Hall issued a warning as the team goes over the concepts and prepares to break for the day. “Think about what will be a stretch, but something you can get a win with early on. Our goal is to build momentum by getting a win.”

The team settled on four concepts to test with Merwyn. The ideas were tested and at the next meeting the Merwyn results were revealed to the team. The average Merwyn test score is a 33. The four identified by the HoneyBaked team range from a low of 43 to a high of 60. The team members are pleased with the scores.

Following review of the ideas two were selected for Trailblazer action planning. Trailblazer is a process for reducing risk on new ideas and for accelerating their speed to market. The collective intelligence of the group is used to identify potential weaknesses, develop strengths and dozens of factors that could get in the way. As they debate the questions put to them by the Trailblazer process, they find that some pathways are blocked and others are opened. More and more ideas emerge.

“Too often in the corporate world, they need to know the answer before they start,” Hall said. “So where’s the opportunity to learn? This is a system that can help you muck around with an idea – a fail fast, fail cheap approach that makes it possible to test it, make it better, test it again and make it better until the idea’s right. As opposed to a big launch, a huge failure and a good idea that never really had a chance, it’s important to let ideas nurture.”
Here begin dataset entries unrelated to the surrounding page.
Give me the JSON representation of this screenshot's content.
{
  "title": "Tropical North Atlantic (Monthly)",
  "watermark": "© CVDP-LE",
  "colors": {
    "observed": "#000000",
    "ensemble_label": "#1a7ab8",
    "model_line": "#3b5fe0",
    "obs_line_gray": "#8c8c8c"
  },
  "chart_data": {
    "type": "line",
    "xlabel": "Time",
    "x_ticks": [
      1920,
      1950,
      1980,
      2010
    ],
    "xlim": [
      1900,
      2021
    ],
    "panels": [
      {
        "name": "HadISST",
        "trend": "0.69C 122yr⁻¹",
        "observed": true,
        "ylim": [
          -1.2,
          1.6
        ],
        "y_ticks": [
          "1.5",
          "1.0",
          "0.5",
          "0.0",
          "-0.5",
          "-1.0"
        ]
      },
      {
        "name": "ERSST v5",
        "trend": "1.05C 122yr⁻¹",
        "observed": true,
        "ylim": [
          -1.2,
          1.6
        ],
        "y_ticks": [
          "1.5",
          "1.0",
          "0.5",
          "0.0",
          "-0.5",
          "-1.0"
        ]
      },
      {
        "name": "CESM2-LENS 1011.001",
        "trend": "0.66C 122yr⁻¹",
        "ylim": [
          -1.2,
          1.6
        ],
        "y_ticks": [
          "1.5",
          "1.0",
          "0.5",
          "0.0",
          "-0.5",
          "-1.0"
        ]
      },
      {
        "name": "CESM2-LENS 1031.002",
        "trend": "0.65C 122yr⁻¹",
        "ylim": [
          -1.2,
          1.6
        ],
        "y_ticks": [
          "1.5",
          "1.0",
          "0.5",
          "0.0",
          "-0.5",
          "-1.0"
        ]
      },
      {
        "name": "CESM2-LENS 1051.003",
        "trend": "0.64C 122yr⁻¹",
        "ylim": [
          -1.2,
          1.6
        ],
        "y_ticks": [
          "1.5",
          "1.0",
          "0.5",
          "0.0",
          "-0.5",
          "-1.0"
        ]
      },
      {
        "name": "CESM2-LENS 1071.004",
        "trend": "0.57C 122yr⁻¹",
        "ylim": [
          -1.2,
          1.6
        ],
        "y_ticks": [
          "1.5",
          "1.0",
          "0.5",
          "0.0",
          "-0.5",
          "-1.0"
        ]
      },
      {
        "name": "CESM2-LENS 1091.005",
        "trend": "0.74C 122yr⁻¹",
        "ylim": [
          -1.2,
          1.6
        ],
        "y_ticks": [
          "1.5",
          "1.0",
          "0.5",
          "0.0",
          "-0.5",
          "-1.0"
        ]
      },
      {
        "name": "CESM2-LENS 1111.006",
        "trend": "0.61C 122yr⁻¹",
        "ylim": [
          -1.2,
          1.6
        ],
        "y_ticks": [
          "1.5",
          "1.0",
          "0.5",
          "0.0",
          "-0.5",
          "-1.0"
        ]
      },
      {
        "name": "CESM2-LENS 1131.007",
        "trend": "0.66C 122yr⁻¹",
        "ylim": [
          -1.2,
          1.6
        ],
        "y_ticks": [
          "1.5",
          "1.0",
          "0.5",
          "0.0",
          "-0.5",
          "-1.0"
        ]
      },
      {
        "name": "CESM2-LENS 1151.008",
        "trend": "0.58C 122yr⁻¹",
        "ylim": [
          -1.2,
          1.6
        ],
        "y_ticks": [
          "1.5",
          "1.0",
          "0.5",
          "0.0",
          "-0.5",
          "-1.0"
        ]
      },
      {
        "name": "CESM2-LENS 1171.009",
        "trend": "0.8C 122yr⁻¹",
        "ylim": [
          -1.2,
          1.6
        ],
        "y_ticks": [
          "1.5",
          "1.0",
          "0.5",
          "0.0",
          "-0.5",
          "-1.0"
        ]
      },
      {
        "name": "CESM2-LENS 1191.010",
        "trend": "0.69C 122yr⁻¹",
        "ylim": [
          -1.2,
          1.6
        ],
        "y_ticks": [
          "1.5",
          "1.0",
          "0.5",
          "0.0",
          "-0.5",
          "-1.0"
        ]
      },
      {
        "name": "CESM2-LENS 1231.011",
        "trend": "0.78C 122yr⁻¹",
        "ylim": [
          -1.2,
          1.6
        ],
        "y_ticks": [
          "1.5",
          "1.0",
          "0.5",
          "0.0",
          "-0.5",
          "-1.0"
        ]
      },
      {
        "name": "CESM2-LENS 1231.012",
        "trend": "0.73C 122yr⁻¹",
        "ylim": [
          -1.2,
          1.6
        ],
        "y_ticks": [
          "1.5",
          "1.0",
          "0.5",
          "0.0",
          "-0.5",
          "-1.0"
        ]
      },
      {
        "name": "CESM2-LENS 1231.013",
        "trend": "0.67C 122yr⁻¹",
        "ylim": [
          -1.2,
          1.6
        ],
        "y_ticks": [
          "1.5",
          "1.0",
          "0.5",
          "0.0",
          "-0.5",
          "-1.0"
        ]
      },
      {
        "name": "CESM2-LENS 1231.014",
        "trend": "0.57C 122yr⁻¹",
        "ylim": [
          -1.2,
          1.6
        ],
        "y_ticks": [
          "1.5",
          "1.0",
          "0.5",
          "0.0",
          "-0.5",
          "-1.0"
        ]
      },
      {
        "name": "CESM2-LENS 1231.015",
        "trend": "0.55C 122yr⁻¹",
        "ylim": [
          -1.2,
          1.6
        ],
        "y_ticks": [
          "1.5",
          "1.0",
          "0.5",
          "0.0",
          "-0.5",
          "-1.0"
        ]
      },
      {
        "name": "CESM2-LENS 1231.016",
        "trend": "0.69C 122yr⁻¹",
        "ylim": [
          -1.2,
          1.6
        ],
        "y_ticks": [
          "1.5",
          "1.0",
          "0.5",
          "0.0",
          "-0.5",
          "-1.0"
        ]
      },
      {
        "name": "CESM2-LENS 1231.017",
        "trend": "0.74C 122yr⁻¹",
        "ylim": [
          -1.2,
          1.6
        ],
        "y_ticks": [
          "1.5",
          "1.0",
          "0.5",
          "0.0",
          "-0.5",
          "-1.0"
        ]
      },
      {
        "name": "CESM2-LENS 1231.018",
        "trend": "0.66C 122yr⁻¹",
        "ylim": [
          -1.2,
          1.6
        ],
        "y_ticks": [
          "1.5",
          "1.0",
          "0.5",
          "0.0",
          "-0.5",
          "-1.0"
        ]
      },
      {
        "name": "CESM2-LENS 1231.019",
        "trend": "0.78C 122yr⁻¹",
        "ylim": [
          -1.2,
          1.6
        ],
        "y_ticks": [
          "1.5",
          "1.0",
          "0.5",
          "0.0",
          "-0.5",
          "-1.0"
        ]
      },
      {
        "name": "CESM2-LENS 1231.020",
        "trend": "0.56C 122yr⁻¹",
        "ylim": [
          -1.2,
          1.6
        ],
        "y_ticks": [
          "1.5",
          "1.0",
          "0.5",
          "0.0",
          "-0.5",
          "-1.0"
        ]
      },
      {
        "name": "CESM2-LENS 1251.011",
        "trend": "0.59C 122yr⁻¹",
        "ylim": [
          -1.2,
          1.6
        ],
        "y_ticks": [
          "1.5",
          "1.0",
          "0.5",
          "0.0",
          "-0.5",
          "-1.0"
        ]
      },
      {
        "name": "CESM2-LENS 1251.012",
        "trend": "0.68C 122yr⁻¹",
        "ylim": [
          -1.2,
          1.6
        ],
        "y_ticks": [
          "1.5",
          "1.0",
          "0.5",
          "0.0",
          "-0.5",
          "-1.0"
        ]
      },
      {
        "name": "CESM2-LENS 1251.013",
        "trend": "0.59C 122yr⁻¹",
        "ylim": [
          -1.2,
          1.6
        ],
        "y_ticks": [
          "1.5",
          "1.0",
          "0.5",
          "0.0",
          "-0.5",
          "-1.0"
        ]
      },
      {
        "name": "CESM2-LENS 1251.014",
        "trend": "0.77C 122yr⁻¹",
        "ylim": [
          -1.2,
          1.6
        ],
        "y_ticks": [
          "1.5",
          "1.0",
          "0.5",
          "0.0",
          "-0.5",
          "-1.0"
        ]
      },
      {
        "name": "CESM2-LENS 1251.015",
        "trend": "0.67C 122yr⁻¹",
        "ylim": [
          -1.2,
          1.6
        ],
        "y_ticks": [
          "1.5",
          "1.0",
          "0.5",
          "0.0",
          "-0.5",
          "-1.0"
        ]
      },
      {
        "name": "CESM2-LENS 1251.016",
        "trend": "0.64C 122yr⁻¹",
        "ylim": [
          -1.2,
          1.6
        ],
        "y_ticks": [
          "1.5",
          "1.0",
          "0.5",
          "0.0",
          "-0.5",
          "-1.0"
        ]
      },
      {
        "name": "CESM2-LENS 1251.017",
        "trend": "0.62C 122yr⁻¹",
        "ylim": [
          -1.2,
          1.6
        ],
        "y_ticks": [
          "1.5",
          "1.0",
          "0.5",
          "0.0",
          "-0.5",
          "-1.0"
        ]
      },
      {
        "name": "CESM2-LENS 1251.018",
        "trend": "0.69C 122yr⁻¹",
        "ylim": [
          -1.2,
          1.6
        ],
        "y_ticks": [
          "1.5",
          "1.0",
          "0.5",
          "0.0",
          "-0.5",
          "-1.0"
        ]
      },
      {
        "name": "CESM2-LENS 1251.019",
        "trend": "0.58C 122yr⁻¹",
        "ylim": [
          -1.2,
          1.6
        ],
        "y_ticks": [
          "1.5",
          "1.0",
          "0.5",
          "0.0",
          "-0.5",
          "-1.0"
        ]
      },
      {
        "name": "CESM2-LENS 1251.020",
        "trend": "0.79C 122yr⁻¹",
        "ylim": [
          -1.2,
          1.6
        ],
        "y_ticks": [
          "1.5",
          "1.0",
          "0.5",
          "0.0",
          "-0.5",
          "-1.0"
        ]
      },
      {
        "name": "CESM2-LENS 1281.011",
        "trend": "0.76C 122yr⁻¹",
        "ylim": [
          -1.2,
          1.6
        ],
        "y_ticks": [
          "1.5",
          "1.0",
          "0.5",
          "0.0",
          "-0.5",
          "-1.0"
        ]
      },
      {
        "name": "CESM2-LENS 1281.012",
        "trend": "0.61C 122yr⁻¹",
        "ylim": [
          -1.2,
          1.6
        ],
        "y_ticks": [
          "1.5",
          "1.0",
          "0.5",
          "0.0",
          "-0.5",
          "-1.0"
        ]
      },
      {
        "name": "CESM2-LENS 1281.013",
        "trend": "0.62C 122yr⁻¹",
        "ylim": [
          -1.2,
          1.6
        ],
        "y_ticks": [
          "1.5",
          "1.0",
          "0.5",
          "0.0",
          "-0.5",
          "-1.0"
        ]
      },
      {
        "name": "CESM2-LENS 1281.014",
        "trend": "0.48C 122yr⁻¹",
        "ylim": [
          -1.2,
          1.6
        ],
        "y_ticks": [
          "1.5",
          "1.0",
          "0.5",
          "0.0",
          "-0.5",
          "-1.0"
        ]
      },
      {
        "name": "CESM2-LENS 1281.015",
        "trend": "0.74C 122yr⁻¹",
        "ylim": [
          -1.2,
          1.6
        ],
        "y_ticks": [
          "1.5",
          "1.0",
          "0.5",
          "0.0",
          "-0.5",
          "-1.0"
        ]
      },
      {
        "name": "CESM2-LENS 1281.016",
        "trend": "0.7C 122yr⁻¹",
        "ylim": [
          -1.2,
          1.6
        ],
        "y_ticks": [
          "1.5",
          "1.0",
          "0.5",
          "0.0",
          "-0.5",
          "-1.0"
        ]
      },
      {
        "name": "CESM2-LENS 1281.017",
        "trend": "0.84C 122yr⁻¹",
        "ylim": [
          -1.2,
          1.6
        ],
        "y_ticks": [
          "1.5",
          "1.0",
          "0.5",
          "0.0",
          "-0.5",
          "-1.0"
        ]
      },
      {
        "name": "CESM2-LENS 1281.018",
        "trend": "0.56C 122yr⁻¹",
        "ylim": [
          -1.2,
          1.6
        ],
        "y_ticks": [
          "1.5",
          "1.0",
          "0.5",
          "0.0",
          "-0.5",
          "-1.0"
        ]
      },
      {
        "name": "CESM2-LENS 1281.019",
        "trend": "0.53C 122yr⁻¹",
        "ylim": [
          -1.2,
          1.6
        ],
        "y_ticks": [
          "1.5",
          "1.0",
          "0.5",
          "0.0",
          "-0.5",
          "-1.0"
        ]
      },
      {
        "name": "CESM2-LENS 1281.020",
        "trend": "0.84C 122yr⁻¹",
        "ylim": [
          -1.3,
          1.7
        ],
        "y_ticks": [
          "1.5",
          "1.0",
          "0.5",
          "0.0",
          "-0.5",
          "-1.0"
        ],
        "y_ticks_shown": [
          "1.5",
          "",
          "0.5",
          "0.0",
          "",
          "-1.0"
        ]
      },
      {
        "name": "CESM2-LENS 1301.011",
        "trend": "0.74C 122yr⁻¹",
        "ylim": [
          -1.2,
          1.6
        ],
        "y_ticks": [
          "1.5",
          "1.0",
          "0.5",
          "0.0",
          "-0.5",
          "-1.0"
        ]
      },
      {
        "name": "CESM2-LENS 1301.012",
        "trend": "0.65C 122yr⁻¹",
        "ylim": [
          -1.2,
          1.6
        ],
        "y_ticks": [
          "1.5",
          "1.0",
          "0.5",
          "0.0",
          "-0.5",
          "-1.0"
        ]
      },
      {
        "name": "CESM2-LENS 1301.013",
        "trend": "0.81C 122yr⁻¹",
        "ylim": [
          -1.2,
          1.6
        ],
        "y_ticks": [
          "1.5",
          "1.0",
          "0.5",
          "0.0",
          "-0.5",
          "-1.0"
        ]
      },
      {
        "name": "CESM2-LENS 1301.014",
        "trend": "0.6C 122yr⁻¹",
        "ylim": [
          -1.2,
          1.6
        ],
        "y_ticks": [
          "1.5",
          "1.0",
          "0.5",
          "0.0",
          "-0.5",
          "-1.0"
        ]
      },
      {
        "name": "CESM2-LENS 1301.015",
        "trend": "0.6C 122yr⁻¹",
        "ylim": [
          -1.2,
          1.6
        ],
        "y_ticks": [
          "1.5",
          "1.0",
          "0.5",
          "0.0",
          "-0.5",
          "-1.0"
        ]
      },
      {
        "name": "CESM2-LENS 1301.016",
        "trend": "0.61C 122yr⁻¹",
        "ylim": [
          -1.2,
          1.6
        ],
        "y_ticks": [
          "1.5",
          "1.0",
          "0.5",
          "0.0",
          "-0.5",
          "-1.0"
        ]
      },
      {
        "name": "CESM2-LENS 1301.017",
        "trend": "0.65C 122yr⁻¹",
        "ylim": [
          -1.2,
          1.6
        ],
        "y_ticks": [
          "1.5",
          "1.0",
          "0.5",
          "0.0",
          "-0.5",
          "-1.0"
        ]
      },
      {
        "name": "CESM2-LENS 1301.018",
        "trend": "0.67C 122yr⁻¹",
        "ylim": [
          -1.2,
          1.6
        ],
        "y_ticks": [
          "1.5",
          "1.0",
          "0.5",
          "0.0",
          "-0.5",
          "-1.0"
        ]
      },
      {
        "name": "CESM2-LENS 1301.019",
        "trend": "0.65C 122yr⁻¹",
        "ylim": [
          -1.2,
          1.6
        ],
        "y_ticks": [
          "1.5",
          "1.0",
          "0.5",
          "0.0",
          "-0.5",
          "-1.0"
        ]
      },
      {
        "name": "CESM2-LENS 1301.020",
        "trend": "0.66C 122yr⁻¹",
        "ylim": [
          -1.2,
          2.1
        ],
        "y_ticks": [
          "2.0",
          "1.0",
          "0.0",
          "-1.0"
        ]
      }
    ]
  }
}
They came looking for ideas, and they left with a system for creating ideas on their own. “That’s way better,” Keith Kurz said.

By his own admission, the CEO says the company’s culture is such that its leaders spending more time debating initiatives than acting on them. “I feel that, as a company, we’ve been in the quicksand sometimes,” he added. “Now I feel like someone has thrown us a rope. I have to say I’m more excited about the future than I have been in a good long time.”